Union Grove Distillery sits on Route 28 in Arkville, a tiny Catskills town where the East Branch Delaware River cuts through Delaware County. Dave Davidson, a former Wall Street finance guy, and his wife Susan opened the doors in 2013 after Dave got tired of the corporate grind and decided to chase something more tangible. They converted a 19th-century farmhouse and barn into their production facility, keeping the rustic timber frame structure but adding modern stills and fermentation tanks. The operation produces bourbon, rye whiskey, vodka, and gin, with most of the grains sourced from New York farms within a couple hours’ drive.

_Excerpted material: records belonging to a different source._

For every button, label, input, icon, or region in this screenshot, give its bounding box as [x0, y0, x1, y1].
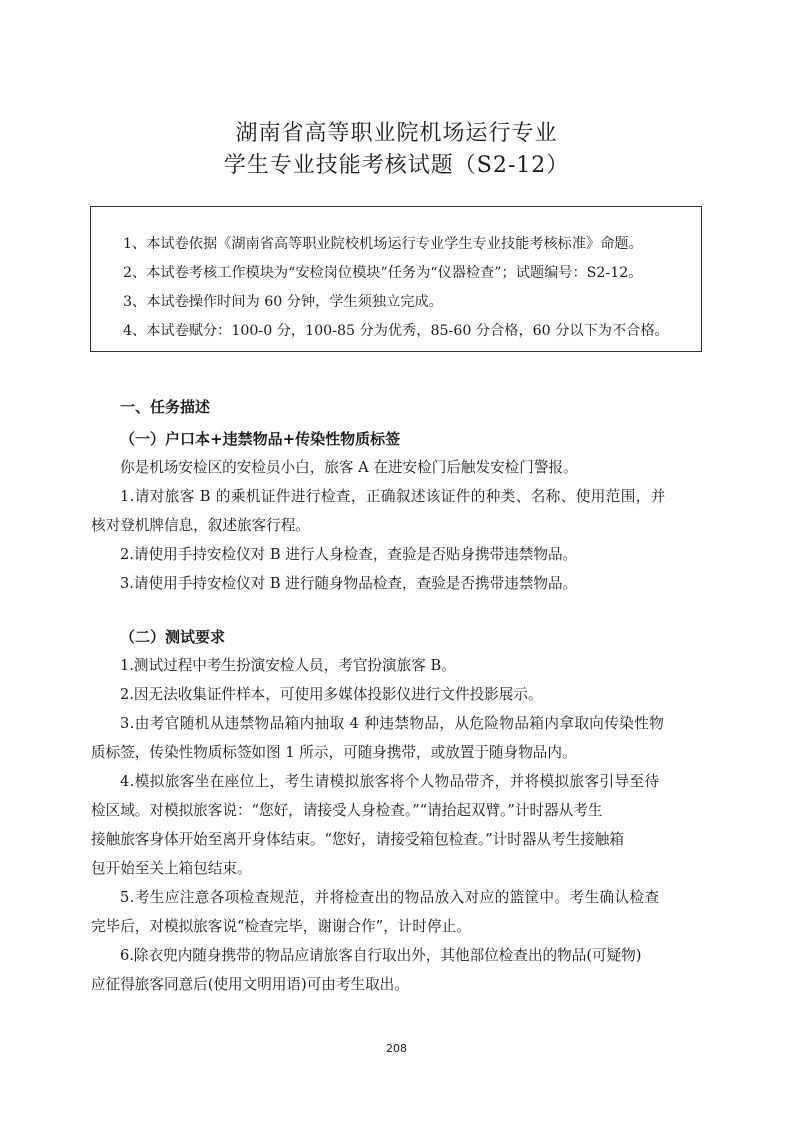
document-title-line-1: 湖南省高等职业院机场运行专业 [235, 121, 558, 146]
subsection-heading-task: （一）户口本+违禁物品+传染性物质标签 [120, 430, 401, 448]
task-item-3: 3.请使用手持安检仪对 B 进行随身物品检查，查验是否携带违禁物品。 [120, 575, 578, 592]
requirement-4-line-2: 检区域。对模拟旅客说：“您好，请接受人身检查。”“请抬起双臂。”计时器从考生 [91, 802, 603, 819]
task-item-1-line-1: 1.请对旅客 B 的乘机证件进行检查，正确叙述该证件的种类、名称、使用范围，并 [120, 488, 666, 505]
requirement-3-line-2: 质标签，传染性物质标签如图 1 所示，可随身携带，或放置于随身物品内。 [91, 744, 577, 761]
page-number: 208 [386, 1042, 407, 1055]
requirement-5-line-1: 5.考生应注意各项检查规范，并将检查出的物品放入对应的篮筐中。考生确认检查 [120, 889, 660, 906]
requirement-4-line-3: 接触旅客身体开始至离开身体结束。“您好，请接受箱包检查。”计时器从考生接触箱 [91, 831, 624, 848]
task-intro: 你是机场安检区的安检员小白，旅客 A 在进安检门后触发安检门警报。 [120, 459, 578, 476]
instruction-item: 3、本试卷操作时间为 60 分钟，学生须独立完成。 [123, 294, 443, 310]
requirement-3-line-1: 3.由考官随机从违禁物品箱内抽取 4 种违禁物品，从危险物品箱内拿取向传染性物 [120, 715, 665, 732]
document-title-line-2: 学生专业技能考核试题（S2-12） [223, 153, 570, 178]
instructions-box [90, 206, 702, 352]
requirement-2: 2.因无法收集证件样本，可使用多媒体投影仪进行文件投影展示。 [120, 686, 543, 703]
requirement-6-line-1: 6.除衣兜内随身携带的物品应请旅客自行取出外，其他部位检查出的物品(可疑物) [120, 947, 642, 964]
section-heading-requirements: （二）测试要求 [120, 628, 226, 646]
requirement-5-line-2: 完毕后，对模拟旅客说“检查完毕，谢谢合作”，计时停止。 [91, 918, 471, 935]
requirement-1: 1.测试过程中考生扮演安检人员，考官扮演旅客 B。 [120, 657, 456, 674]
requirement-6-line-2: 应征得旅客同意后(使用文明用语)可由考生取出。 [91, 976, 409, 993]
requirement-4-line-1: 4.模拟旅客坐在座位上，考生请模拟旅客将个人物品带齐，并将模拟旅客引导至待 [120, 773, 660, 790]
instructions-list [123, 230, 669, 346]
requirement-4-line-4: 包开始至关上箱包结束。 [91, 860, 252, 877]
instruction-item: 4、本试卷赋分：100-0 分，100-85 分为优秀，85-60 分合格，60 分以下为不合格。 [123, 323, 669, 339]
task-item-1-line-2: 核对登机牌信息，叙述旅客行程。 [91, 517, 310, 534]
instruction-item: 1、本试卷依据《湖南省高等职业院校机场运行专业学生专业技能考核标准》命题。 [123, 236, 643, 252]
instruction-item: 2、本试卷考核工作模块为“安检岗位模块”任务为“仪器检查”；试题编号：S2-12。 [123, 265, 643, 281]
section-heading-task: 一、任务描述 [120, 398, 211, 416]
task-item-2: 2.请使用手持安检仪对 B 进行人身检查，查验是否贴身携带违禁物品。 [120, 546, 578, 563]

Dave taught himself distilling through books, online forums, and a lot of trial and error before bringing in consultant distillers to help dial in their recipes. The couple wanted to create something that felt authentically Catskills rather than trying to replicate Kentucky bourbon traditions. Their 500-gallon copper pot still came from a defunct distillery in Pennsylvania, and they age their whiskeys in 15 and 30-gallon barrels to speed up the maturation process in the harsh mountain winters and humid summers. The whole operation runs lean with just Dave, Susan, and a couple part-time helpers managing everything from mashing to bottling.
Visitors find a working farm distillery that doesn’t pretend to be anything fancier than it is. The tasting room occupies part of the old farmhouse, with wide-plank floors and exposed beams giving it that genuine rural New York feel. You can watch production through windows into the distillery floor, and Dave often runs the tours himself when he’s not buried in paperwork or babysitting a distillation run. The whole experience feels like visiting someone’s ambitious garage project that actually worked out.